Size matters : local government sustainability planning in British Columbia Littley, Kenneth James


The purpose of this research is to understand the application of sustainability principles at the level of local governments of different sizes in the Province of British Columbia. Sustainability principles in the study area are integrated into all other community planning processes through the development of an Integrated Community Sustainability Plan (ICSP). However, the process for developing an ICSP, including the definition of what sustainability means and how it is applied, is left up to the individual community, leading to conceptual confusion. Through a literature review, the study identifies pillars, principles, and ecological and anthropocentric ideologies of sustainability, which are then used to assess local government sustainability frameworks.

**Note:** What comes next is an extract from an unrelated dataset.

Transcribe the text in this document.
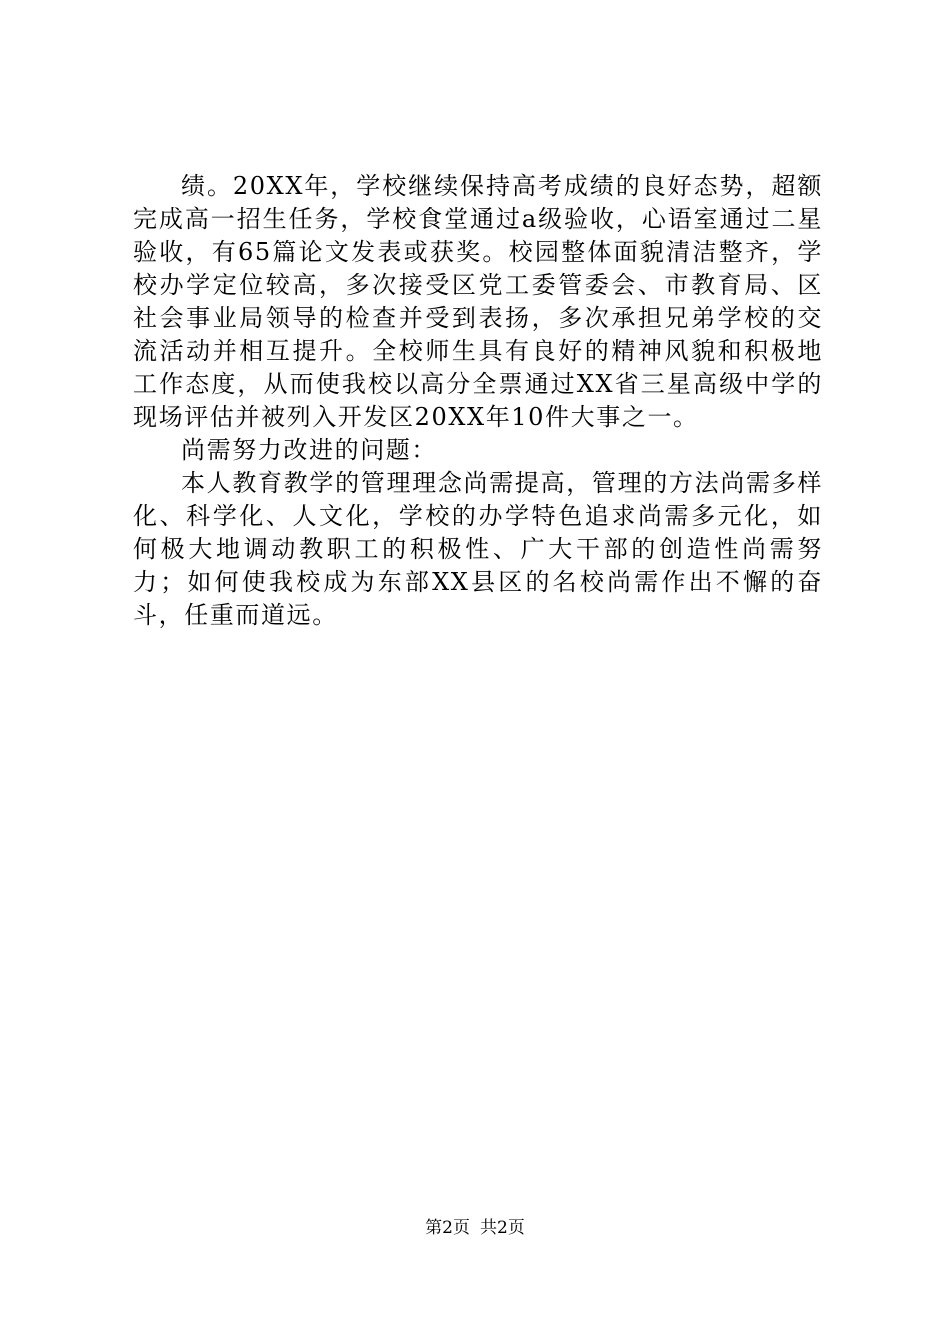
绩。20XX年，学校继续保持高考成绩的良好态势，超额完成高一招生任务，学校食堂通过a级验收，心语室通过二星验收，有65篇论文发表或获奖。校园整体面貌清洁整齐，学校办学定位较高，多次接受区党工委管委会、市教育局、区社会事业局领导的检查并受到表扬，多次承担兄弟学校的交流活动并相互提升。全校师生具有良好的精神风貌和积极地工作态度，从而使我校以高分全票通过XX省三星高级中学的现场评估并被列入开发区20XX年10件大事之一。

尚需努力改进的问题：

本人教育教学的管理理念尚需提高，管理的方法尚需多样化、科学化、人文化，学校的办学特色追求尚需多元化，如何极大地调动教职工的积极性、广大干部的创造性尚需努力；如何使我校成为东部XX县区的名校尚需作出不懈的奋斗，任重而道远。

第2页 共2页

When local governments develop their ICSPs, a fundamental challenge is the misunderstanding of concepts and principles of sustainability. A tension also exists because the application of sustainability theory is done in local government through the use of urban planning principles, known as “Smart Growth.” Principles of Smart Growth theory, identified in the literature as the way to apply sustainability in the local context, are also explored in communities in four size categories. These urban–centric Smart Growth principles are often grafted onto smaller local governments where they are not scalable for a number of reasons. To identify size–related variables and other variables which affect a community’s understanding of the concept of sustainability, a grounded theory approach, complimented by cross–case study analysis, and a defined coding procedure was used. 16 local government sustainability plans from across the province were reviewed to identify where the plans diverge from the theory as outlined in the literature. To support, validate and extend the findings, semi–structured interviews were conducted with local government planning managers and other senior staff. These expert interviews were then used to identify how size plays a role in a local government’s understanding of sustainability and to identify what other factors also play a role. These complimentary methods lead to the findings for the research question: 1. How does the size of local government affect how sustainability is understood and applied to policy as reflected in ICSPs in British Columbia?